COUNTER-COUNTER INTUITIVE -- The New Republic's Alec MacGilliss responds to Matt Bai's New York Times article arguing that Citizens United didn't really have anything to do with the explosion of independent spending in elections, "Yes, there are a couple liberal billionaires who gave a ton in 2004 to save the country from George W. Bush, but are lying low this year: Soros and Peter Lewis, the Progressive Insurance chairman who has turned his focus to marijuana law reform. But there is a whole other swath of wealthy liberals who realize full well what the stakes are in this fall’s election, even if they are perhaps not as “pumped up” as they were in 2004. But they are holding back from giving as much as they could to the SuperPACs and other outside groups precisely because they are “queasy” about them. That is what I found in speaking to many of these potential donors for a recent article, and it is what Robert Draper found in reporting his own recent Times Magazine piece about the pro-Obama SuperPAC. Put simply, Citizens United put liberals at such a disadvantage not only because the other side has more millionaires and billionaires and friends in high corporate places, but because the left’s millionaires and billionaires have existential qualms about unlimited campaign donations that simply do not exist on the right."

MORE LINKS TO READ

The IRS looks like they might review rules governing 501(c)(4) nonprofits, which are being used to shield political donor identities.

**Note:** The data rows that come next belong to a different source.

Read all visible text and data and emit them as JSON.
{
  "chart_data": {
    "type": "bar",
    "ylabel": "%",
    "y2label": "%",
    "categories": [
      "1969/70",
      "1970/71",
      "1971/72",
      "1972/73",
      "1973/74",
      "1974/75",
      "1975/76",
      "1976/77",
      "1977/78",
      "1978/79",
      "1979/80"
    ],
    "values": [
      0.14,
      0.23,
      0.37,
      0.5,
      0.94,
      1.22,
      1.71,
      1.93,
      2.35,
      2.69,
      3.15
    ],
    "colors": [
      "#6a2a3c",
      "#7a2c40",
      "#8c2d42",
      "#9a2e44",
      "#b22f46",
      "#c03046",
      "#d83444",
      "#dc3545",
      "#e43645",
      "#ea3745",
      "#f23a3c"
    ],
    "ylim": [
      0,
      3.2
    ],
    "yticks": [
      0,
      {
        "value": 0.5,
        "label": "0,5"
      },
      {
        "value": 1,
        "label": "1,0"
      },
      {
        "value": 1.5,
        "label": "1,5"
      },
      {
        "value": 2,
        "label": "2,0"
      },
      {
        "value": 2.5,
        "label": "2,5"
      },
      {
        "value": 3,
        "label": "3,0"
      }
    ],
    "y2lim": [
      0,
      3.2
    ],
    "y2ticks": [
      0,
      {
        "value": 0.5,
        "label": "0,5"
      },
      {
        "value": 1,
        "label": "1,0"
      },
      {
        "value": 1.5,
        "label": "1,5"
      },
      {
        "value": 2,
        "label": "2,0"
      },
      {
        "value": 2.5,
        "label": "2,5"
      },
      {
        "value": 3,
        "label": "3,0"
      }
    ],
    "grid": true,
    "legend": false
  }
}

The Las Vegas Sun reports that state rules may force Americans for Prosperity, the Koch-linked nonprofit, to disclose its donors.

Million dollar donors account for nearly half of GOP super PAC fundraising.

The New York Times profiled Carl Forti, the political operative who will direct the hundreds of millions raised by Restore Our Future, American Crossroads and Crossroads GPS.

NEW SUPER PAC REGISTRATIONS

Don't Drink The Tea Party, Phoenix, Ariz., Treasurer: Richard Keefe.
I Am A Person, Salt Lake City, Utah, Treasurer: Taylor Mosolf.
Pep Rally, Sacramento, Calif., Treasurer: David Bauer.
Connecticut's Future PAC, Hartford, Conn., Treasurer: Joseph Taborsak.
Treasure Coast Jobs Coalition, Washington, D.C., Treasurer: James E. Tyrrell III.
Spend Smart America, Arlington, Va., Treasurer: Christopher Bobbitt.
Americans for Real Change PAC, McLean, Va., Treasurer: Jake Menges.
Dump West, Ft. Lauderdale, Fla., Treasurer: Andrew J. Perez.
420PAC.Org, Lawndale, Calif., Treasurer: James Augustine Oliveira, Jr.